Back in the States, Dorit goes over to Kyle’s house. What Kyle hasn’t told her, hasn’t told anyone, is she isn’t sure whether or not her marriage is going to make it. This seems like producing after the fact, like the news of the separation leaked to the press, the producers found out and called Kyle back in to finally talk about it on camera. This is when she should have been talking about it. Dorit is literally there to ask about her marriage, and Kyle can’t muster even one, “I don’t know if we’re going to make it.”

This is what the show is for, to talk about whether they will make it. She might not even know, but we all know that if Kyle was dragging her sister and Brandi Glanville into her bedroom to talk about Denise Richards dipping in the lady pond, then she sure as hell better be dissecting her marriage problems right here on our television screens.

Nothing is more relatable than having a spouse who is too busy with work to make their partner feel like a priority. Nothing is more relatable than telling a spouse you feel the relationship is in trouble and they’re not doing nearly enough. Nothing is more relatable than when they take over your favorite room in your sprawling house as their office, and then you’re stuck talking to your rich friends in your formal living room. That’s why we love Kyle. Salt of the earth, that one.

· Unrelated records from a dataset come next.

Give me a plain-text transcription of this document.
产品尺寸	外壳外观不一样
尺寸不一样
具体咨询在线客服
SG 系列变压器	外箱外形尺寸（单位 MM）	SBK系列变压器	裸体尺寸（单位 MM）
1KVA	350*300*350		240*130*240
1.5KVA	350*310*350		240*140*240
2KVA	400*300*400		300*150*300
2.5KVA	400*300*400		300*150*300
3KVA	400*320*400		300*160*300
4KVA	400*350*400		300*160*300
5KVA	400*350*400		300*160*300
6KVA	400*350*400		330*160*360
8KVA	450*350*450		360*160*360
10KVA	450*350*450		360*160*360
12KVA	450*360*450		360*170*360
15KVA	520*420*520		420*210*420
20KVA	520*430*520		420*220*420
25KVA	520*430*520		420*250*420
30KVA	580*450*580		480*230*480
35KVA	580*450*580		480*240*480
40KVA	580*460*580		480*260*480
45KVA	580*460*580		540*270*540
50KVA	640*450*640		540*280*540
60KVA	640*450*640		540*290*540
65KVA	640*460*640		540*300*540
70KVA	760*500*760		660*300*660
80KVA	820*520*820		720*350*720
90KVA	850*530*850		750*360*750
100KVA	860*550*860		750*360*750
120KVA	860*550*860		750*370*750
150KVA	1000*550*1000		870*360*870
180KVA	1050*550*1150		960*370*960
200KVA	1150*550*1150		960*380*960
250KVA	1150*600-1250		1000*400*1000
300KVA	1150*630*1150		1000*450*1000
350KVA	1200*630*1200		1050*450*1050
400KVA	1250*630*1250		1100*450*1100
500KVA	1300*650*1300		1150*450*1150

In that moment, I hope she thought about her flowers; I hope she thought of her friend and her sisters and her man, each one a petal, each one a bloom. And as they get farther and farther away from her, she can’t care anymore, even though she still does. The ache is in her heart and it will never disappear until the blood stops flowing through it. She watched those flowers as they sailed into the ocean, trying to see the little blips of white on the horizon as far as she could, hoping that she could draw them closer, maybe draw herself close, her old self, the one that still cares. And when those blips stop, she turns back to face her friends to paint on her smile, feeling that all of her blooms are sinking somewhere off in the distance.